Monday’s paper brought some better news at the nexus of law and wild nature: in a breakthrough case, the courts of criminal justice in Malawi broke up and successfully prosecuted members of one of the world’s most notorious rings of poachers.
A few years ago I spent some time researching the question of who owns the moon (the answer, based on the treaties most countries have signed, is nobody, but the 21st century space privatization movement is working hard to change that, starting with laws designed to create property rights in minerals extracted from there, and the separation between ownership and control becomes a lot greater at those kinds of distances). It was more recently that I got curious about who gets to name the moons, especially the full moons. The answer appears to be the almanac publishers, whose dubious derivations of historical moon names get more widely picked up by the media every season. Making one wonder whether we couldn’t come up with better names that reflect our contemporary relationship with our biggest satellite.
The most interesting way I got the news last week was from fresh graffiti on the wall behind one of the abandoned buildings in our neighborhood. This particular wall is popular with the East Austin Maoists, who have adapted the 20th century tradition of Marxism as a theory of peasant revolution to the struggle against gentrification as colonization. I did not know who Chairman Gonzalo was, until I looked him up and learned that was the nickname of Abimael Guzman, the leader of Peru’s Sendero Luminoso, the Shining Path. A fascinating life to read about, a philosophy professor who made a career move into direct action, starting an insurgency that got him branded as a mass murderer in the public mind and tried as a terrorist. Among the interesting little details, at Guzman’s 1992 trial, the judges were hooded. Guzman died in prison on September 11, 2021. Whenever I see the evidence of his acolytes organizing in American cities, I wonder when they will start to make a bigger impact.
Have a safe week, and come back next Sunday for an extra creepy Halloween walk in the urban woods.

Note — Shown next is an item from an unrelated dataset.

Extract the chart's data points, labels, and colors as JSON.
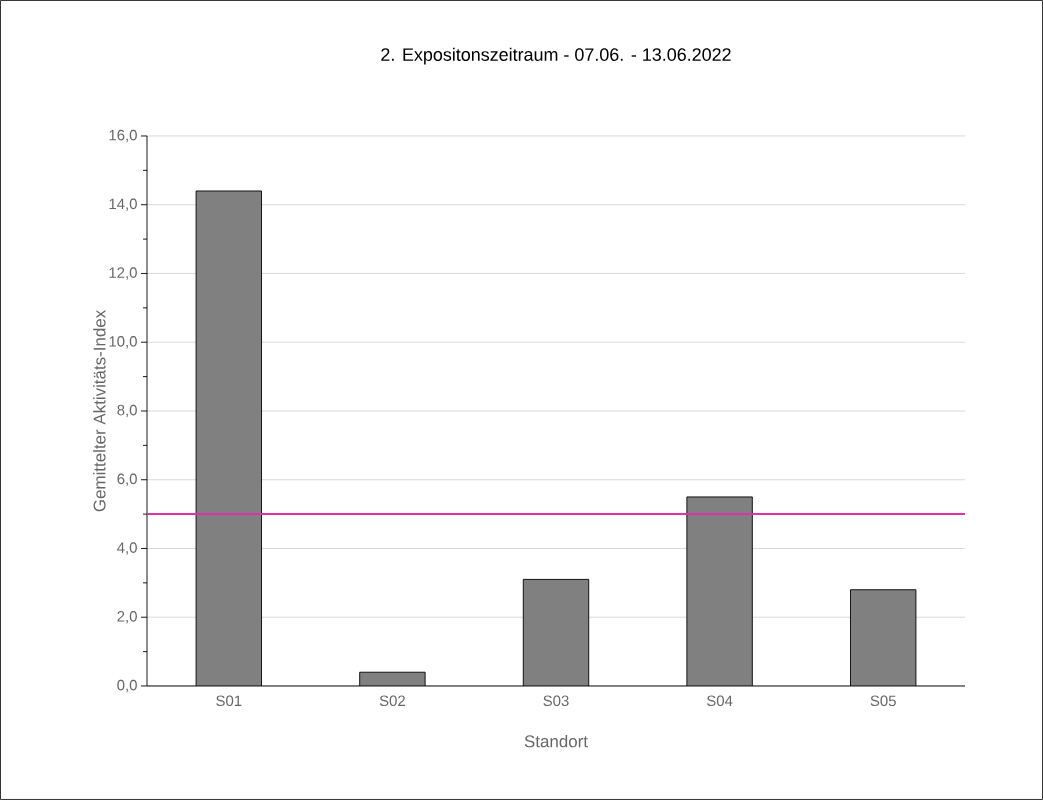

I have been taking walks this week at the oddest times of night, evening before the moon rises, 3 in the morning, and under a full moon at 7AM. The darkness before the moon rise is eerie, even though it is still early. I live across two roads from a small resort lake. There are plenty of weekender houses with no one home right around the lake but fields and small copses of woods around that. It is quiet and dark and you can hear the deer shifting around you. I love my full-moon walks but it’s my dark sky walks that intrigue me most. Intellectually, I know what’s out there, viscerally, not so much.
Another fascinating and great read Thanks.